🚀 How to make releases painless
In the olden days, releases were a lot of work. The process involved manually building/testing, uploading to a distribution location, sending out notifications to interested parties, etc. Supporting multiple platforms meant even more work.
Today, there are better ways. With modern CI/CD workflows, pushing a tag to a repo triggers GitHub Actions to handle the rest.
As an example, in the BRun project, there are several key pieces:
- Tests run on every PR commit to ensure nothing breaks.
- Go makes it super easy to build for other platforms. Anyone who has cross-compiled C/C++ knows the pain.
- The amazing GoReleaser tool takes care of building the release binaries and uploading them to GitHub.
- A script automatically extracts the Changelog for the release that gets added to the Release.
- A GitHub action runs GoReleaser whenever the repo is tagged with 'v*'.
- GitHub sends notifications to watchers of the project. (Consider watching the BRun project!)

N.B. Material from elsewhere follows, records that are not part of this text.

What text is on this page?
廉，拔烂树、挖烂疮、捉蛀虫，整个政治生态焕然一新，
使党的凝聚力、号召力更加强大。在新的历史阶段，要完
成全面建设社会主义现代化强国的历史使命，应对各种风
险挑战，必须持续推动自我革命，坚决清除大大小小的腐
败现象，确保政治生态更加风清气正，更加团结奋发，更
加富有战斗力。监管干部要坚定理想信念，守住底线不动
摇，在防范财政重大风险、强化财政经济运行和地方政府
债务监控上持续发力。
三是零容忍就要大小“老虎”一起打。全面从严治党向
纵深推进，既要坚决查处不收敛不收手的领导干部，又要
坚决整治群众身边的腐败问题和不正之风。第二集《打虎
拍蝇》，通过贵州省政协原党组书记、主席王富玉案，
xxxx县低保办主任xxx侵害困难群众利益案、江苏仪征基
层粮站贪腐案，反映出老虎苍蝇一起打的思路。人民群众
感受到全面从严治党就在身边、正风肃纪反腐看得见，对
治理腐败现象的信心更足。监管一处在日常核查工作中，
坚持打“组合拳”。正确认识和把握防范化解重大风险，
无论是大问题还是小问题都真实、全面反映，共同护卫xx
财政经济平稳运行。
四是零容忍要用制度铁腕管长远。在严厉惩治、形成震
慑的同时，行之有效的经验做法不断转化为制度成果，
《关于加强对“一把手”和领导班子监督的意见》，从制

The result is beautiful releases for every platform (Windows, MacOS, Linux, ARM, x86, RISC-V) created whenever anything is improved, no matter how small. There is no friction to creating a release.
Part of making all this happen is choosing the right technology. When it comes to release and deployment, Go makes things really easy (compared to C++, Python, Ruby, Java, etc.). There are trade-offs so make sure release is factored into technology decisions. One way to ensure this happens is do it first.